Archivbeitrag aus: Das Parlament, 33/1964
Der Parlamentsstenograph und seine Aufgaben
Das ganze politische Vokabular mit der Disengagement-Politik und der Europäischen Integration, der UN-Charta und dem Godesberger Programm, der EWG und der EFTA, dem GATT und der Kennedy-Runde kommt ihnen in die Feder. Es wird von der Haager Landkriegsordnung und von Logistik gesprochen, von Inkompatibilität und vom Nominalismus, vom d'Hondtschen Wahlmodus und von der Franckensteinschen Klausel. Die Peinliche Gerichtsordnung wird erwähnt und das Strafgesetzbuch als „un codice dei malfattori" bezeichnet. Der Athener Gerbermeister Kleon und Graf Montgengelas, Keynes und Thünen, Tocqueville und Manfred Kyber und jeder und alles werden ins Feld geführt. Man muß also nicht nur im Zeitgeschehen mit seinen Männern, Ereignissen und Ideen bewandert sein, sondern sich auch in Historie und Literatur umgesehen haben, von Juristerei, Volkswirtschaft und den Sozialwissenschaften ganz zu schweigen, – wenn man sich als Parlamentsstenograph betätigt.

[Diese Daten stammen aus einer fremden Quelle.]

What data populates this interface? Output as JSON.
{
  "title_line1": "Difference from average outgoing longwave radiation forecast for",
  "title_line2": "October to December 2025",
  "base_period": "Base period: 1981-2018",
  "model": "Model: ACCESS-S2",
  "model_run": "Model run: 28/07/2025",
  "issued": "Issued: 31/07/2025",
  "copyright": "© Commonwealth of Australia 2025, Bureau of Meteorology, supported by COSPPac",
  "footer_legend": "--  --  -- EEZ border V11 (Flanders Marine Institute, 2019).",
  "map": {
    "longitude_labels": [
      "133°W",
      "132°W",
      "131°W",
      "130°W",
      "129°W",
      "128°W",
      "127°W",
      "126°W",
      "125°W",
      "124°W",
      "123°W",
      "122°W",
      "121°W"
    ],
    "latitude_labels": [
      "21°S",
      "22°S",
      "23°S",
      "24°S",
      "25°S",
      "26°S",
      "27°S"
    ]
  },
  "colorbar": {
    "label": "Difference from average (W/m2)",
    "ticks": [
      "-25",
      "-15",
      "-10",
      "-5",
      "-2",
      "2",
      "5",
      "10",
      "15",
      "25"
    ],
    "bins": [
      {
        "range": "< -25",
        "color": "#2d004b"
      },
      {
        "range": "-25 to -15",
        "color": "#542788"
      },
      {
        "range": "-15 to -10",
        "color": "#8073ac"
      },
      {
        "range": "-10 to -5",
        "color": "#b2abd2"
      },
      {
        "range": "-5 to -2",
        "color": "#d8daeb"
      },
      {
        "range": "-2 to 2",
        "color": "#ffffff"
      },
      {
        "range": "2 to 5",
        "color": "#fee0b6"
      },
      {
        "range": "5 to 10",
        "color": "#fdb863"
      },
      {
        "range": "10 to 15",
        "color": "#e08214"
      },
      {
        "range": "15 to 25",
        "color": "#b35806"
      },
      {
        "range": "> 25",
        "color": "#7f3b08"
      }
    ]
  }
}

Sie arbeiten im Schatten der Akteure der Politik, diese Chronisten auf parlamentarischer Bühne. Auf jene fällt das grelle Licht der Scheinwerfer, wenn das Haus sich zu großen Disputen versammelt, diese erscheinen am Rande des Bildes, um das Geschehen für den Tag und die Zeiten festzuhalten. Ob sich Minister und Staatssekretäre in einem Wechsel von Fragen und Antworten den Abgeordneten stellen oder die Sachverständigen einer speziellen Materie eine Art Kolloquium halten, ob scharfe dialektische Mensuren die Gemüter aufpeitschen oder ein monotones Dahinplätschern eine müde Atmosphäre über den Saal breitet, in ewigem Wechsel tauchen zwei Parlamentsstenographen in dem Rund vor der Rednertribüne des Bonner Plenarsaales aus der Versenkung empor, werfen zehn Minuten hindurch das Gesprochene in Sigeln aufs Papier und treten, wenn sie abgelöst sind, ebenso unauffällig von der Szene wieder ab.

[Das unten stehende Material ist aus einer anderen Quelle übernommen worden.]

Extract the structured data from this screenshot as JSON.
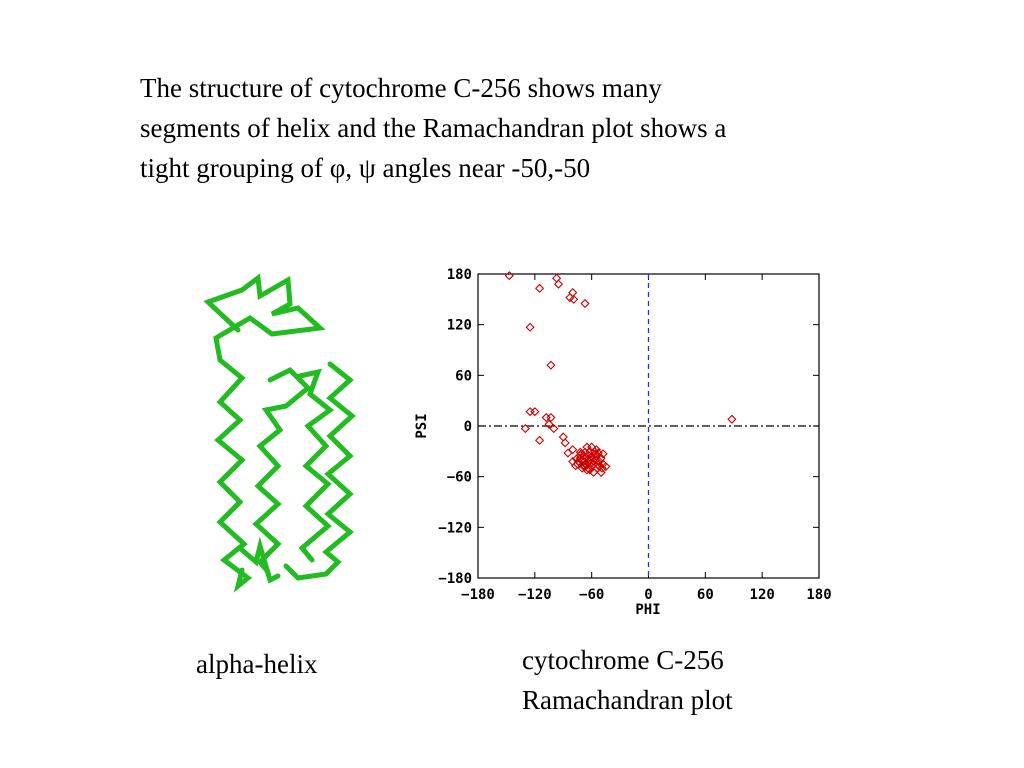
{
  "intro": {
    "line1": "The structure of cytochrome C-256 shows many",
    "line2": "segments of helix and the Ramachandran plot shows a",
    "line3": "tight grouping of φ, ψ angles near -50,-50"
  },
  "captions": {
    "helix": "alpha-helix",
    "plot_line1": "cytochrome C-256",
    "plot_line2": "Ramachandran plot"
  },
  "helix_image": {
    "color": "#22bb22"
  },
  "chart_data": {
    "type": "scatter",
    "xlabel": "PHI",
    "ylabel": "PSI",
    "xlim": [
      -180,
      180
    ],
    "ylim": [
      -180,
      180
    ],
    "xticks": [
      -180,
      -120,
      -60,
      0,
      60,
      120,
      180
    ],
    "yticks": [
      -180,
      -120,
      -60,
      0,
      60,
      120,
      180
    ],
    "marker": "diamond",
    "marker_color": "#cc0000",
    "reference_lines": {
      "x0_color": "#2233cc",
      "x0_style": "dashed",
      "y0_color": "#000000",
      "y0_style": "dash-dot"
    },
    "points": [
      [
        -147,
        178
      ],
      [
        -97,
        175
      ],
      [
        -95,
        168
      ],
      [
        -115,
        163
      ],
      [
        -80,
        158
      ],
      [
        -83,
        152
      ],
      [
        -79,
        150
      ],
      [
        -67,
        145
      ],
      [
        -125,
        117
      ],
      [
        -103,
        72
      ],
      [
        -125,
        17
      ],
      [
        -120,
        17
      ],
      [
        -108,
        10
      ],
      [
        -103,
        10
      ],
      [
        -105,
        2
      ],
      [
        -130,
        -3
      ],
      [
        -100,
        -3
      ],
      [
        -115,
        -17
      ],
      [
        -90,
        -13
      ],
      [
        -88,
        -20
      ],
      [
        -80,
        -28
      ],
      [
        -80,
        -42
      ],
      [
        -85,
        -32
      ],
      [
        -72,
        -35
      ],
      [
        -65,
        -25
      ],
      [
        -60,
        -25
      ],
      [
        -55,
        -28
      ],
      [
        -53,
        -32
      ],
      [
        -50,
        -38
      ],
      [
        -48,
        -45
      ],
      [
        -52,
        -48
      ],
      [
        -67,
        -48
      ],
      [
        -62,
        -52
      ],
      [
        -45,
        -48
      ],
      [
        -75,
        -45
      ],
      [
        -70,
        -40
      ],
      [
        -58,
        -42
      ],
      [
        -66,
        -38
      ],
      [
        -60,
        -36
      ],
      [
        -56,
        -40
      ],
      [
        -64,
        -44
      ],
      [
        -68,
        -35
      ],
      [
        -72,
        -38
      ],
      [
        -62,
        -30
      ],
      [
        -58,
        -45
      ],
      [
        -54,
        -50
      ],
      [
        -50,
        -55
      ],
      [
        -65,
        -52
      ],
      [
        -70,
        -50
      ],
      [
        -58,
        -55
      ],
      [
        -60,
        -48
      ],
      [
        -56,
        -33
      ],
      [
        -62,
        -40
      ],
      [
        -66,
        -46
      ],
      [
        -68,
        -42
      ],
      [
        -74,
        -42
      ],
      [
        -55,
        -36
      ],
      [
        -52,
        -42
      ],
      [
        -59,
        -38
      ],
      [
        -63,
        -35
      ],
      [
        -57,
        -30
      ],
      [
        -61,
        -44
      ],
      [
        -64,
        -50
      ],
      [
        -67,
        -31
      ],
      [
        -48,
        -33
      ],
      [
        -71,
        -33
      ],
      [
        -69,
        -47
      ],
      [
        -53,
        -46
      ],
      [
        -49,
        -50
      ],
      [
        -77,
        -47
      ],
      [
        -76,
        -39
      ],
      [
        -72,
        -31
      ],
      [
        88,
        8
      ]
    ]
  }
}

Gerät man an Plenartagen in den Präsidentenflügel des Bundeshauses: aus den Räumen des Stenographischen Dienstes dringen die akzentuierten Stimmen der Diktierenden und das Rattern der Schreibmaschinen. Im Geschäftszimmer, wo die Niederschriften ein- und auslaufen, ist ein dauerndes Kommen und Gehen. Die als Redakteure fungierenden Senioren des Dienstes, die schon im Reichstag tätig waren, brüten vor ihren Schreibtischen über den Niederschriften und bereiten sie für den Druck vor. Im ganzen ein auf einen genauen Zeitplan abgestimmter, rationell arbeitender Fließbetrieb, immer unter Zeitdruck und zuweilen von nervöser Hast geschüttelt.
Fertigkeit allein tut es nicht
Eine Stunde nach Schluß jeder Sitzung – sie mag noch so lange währen – liegt der getippte, am nächsten Tag der gedruckte Verhandlungsbericht vor mit seinen 20, 50, 100 und mehr Seiten im DIN-A4-Format. In einer Auflage von 3500 bis 4000 Stück herausgebracht, geht er den Abgeordneten und den Ministerien, den Ländervertretungen und den ausländischen Missionen, den Parteien und der Presse, den Wirtschaftsverbänden und Gewerkschaften, Büchereien und Interessenten aller Art zu. Er ist das vollständige, authentische Zeugnis der Verhandlungen, für deren Publizität Presse und Rundfunk ihrerseits sorgen.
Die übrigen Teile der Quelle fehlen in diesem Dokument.